"In general relativity, an event horizon is a boundary in space-time beyond which events cannot affect an outside observer. In layman's terms, it is defined as "the point of no return", i.e., the point at which the gravitational pull becomes so great as to make escape impossible, even for light. An event horizon is most commonly associated with black holes."

In a previous post I attempted to make the case that not enough information makes it out of the development process turning a normally black box software process into a black hole. This is problematic for us and the both the upstream and downstream processes as detailed information can provide guidance when making strategic decisions.

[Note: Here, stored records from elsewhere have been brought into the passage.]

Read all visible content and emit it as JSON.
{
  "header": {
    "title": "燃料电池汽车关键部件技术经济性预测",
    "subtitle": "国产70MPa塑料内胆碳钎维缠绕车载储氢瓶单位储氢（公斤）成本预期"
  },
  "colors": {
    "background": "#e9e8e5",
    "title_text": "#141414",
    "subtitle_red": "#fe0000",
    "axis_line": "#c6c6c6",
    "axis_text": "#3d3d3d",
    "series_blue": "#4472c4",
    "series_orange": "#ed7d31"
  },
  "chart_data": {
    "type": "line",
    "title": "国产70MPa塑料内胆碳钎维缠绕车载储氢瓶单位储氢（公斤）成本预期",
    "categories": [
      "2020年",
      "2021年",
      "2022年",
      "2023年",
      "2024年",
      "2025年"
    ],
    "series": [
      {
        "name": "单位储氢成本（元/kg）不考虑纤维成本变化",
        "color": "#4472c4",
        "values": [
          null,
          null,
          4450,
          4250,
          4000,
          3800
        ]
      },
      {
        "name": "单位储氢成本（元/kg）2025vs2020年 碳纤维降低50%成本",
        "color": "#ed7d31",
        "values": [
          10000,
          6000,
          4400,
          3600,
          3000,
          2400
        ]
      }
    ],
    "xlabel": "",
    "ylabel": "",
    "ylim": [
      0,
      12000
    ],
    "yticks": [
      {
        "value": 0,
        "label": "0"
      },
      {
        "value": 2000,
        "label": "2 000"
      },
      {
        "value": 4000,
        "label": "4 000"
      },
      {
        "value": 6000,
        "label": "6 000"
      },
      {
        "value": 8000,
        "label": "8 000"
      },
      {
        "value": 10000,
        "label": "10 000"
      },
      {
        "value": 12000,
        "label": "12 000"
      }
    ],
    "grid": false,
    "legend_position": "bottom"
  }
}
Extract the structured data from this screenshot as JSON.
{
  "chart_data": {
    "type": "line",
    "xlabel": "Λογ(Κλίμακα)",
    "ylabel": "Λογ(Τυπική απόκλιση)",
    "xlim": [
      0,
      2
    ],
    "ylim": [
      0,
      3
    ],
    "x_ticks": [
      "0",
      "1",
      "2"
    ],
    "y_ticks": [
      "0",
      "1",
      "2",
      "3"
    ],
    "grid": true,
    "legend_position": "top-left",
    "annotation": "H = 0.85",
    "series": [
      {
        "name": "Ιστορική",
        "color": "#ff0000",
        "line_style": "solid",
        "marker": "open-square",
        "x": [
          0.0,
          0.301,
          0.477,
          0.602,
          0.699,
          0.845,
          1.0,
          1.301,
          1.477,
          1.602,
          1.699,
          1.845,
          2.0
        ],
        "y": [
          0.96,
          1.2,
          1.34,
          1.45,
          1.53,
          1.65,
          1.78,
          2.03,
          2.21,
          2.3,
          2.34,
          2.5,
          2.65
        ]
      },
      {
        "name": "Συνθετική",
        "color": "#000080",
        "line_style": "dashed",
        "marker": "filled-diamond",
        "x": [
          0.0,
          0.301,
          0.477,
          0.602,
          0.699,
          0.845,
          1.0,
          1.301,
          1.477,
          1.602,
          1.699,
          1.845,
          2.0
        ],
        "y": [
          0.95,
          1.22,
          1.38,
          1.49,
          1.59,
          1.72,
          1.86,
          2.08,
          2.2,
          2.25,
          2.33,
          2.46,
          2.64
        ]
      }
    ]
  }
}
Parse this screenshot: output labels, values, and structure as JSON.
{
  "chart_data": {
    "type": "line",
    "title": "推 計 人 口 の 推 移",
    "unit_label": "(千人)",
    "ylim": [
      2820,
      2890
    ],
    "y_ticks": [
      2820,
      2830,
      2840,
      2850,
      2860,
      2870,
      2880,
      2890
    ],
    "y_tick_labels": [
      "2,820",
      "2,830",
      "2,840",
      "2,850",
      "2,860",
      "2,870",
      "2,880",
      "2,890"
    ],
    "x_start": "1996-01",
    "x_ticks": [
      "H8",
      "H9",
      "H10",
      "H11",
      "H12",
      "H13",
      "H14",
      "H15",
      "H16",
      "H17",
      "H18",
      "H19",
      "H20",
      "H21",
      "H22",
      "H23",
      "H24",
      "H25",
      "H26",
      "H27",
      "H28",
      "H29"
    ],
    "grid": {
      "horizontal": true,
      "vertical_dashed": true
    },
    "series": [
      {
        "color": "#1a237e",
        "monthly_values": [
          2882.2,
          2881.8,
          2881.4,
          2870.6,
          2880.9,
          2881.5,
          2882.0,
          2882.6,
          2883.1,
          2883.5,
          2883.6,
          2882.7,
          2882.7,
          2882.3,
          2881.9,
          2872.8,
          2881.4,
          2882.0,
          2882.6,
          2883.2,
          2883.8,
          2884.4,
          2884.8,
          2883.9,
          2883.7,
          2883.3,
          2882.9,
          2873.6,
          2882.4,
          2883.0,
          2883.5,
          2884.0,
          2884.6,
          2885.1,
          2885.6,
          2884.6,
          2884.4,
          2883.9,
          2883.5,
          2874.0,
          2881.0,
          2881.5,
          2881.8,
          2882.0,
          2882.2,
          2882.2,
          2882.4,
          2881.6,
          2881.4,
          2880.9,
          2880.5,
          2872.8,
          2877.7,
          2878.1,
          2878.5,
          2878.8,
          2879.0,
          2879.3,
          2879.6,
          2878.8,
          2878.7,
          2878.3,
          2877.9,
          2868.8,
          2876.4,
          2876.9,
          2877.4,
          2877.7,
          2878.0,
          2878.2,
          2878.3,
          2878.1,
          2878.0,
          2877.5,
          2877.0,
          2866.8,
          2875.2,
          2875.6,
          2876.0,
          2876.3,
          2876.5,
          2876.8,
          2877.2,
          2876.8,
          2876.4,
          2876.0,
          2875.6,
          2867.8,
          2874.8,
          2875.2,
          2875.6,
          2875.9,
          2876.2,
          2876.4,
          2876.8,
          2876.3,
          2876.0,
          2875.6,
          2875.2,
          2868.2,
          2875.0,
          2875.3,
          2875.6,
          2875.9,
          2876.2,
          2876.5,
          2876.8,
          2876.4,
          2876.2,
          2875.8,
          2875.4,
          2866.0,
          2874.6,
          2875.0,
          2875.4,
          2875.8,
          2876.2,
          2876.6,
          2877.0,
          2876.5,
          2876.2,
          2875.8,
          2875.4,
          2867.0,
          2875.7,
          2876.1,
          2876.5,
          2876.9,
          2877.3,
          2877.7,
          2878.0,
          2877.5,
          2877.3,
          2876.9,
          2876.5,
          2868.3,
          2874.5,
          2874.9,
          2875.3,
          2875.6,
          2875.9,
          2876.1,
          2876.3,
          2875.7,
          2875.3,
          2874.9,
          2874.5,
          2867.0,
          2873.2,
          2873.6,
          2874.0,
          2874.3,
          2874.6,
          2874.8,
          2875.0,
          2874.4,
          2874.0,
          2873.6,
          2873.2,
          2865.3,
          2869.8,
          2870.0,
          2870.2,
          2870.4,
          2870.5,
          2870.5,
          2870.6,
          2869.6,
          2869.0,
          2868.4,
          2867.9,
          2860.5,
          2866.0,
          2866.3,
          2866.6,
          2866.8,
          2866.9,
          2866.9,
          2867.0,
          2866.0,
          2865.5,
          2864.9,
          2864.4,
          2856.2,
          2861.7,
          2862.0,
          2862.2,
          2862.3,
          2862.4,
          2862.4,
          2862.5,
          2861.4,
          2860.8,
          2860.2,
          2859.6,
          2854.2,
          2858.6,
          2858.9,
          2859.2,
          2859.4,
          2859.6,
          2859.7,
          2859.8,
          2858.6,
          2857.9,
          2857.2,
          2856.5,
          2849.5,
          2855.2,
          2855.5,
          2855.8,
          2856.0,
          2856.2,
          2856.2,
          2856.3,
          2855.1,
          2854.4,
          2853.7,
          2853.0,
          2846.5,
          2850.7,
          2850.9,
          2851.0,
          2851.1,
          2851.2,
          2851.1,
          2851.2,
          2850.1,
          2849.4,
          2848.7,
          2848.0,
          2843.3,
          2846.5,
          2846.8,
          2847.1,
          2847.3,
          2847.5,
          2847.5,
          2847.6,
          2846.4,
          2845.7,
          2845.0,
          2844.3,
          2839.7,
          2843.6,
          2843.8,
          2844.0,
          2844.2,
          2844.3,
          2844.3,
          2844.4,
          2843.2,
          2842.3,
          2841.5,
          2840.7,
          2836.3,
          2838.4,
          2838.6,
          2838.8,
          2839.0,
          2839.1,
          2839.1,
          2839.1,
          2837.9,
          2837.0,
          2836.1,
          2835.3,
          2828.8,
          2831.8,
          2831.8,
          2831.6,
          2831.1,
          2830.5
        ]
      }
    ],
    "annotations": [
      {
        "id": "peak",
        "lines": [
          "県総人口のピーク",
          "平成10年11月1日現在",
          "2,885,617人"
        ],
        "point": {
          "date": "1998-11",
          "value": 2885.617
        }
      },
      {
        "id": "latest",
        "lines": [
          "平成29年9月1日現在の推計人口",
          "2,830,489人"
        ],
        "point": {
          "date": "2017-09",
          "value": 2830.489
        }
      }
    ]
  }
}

By producing a black hole when developing software we actually limit our ability to positively influence the outcomes of work we own.

The question then is can we send signals upstream, beyond our Event Horizon as it were, to decision makers via a series of metrics, that will allow them to make better decisions?

Several of my colleagues, including my good friend Larry Oesterreich, are engaged in creating and disseminating these metric. Larry in particular has recognized some interesting code smells that need to be cleaned up, and of course he is right. The thing I think is being missed is that these signals alone do not guarantee the right choice will ever be made, it will only make sure all concerns are correctly communicated. Isolated metrics mean little without an accompanying heterogeneous analysis.

This is the part where our development team has to move outside of its comfort zone and understand the motivation for what appear to be arbitrarily bad decisions earlier in our development pipeline. So while you spend time understanding your own metrics you also have to understand what motivates the Support Manager, and the Sales and Account Executives. Their metrics may look nothing like ours (the Event Horizon is complex) but not being able to compare these concerns to entrenched developer concerns is simply a failure of imagination.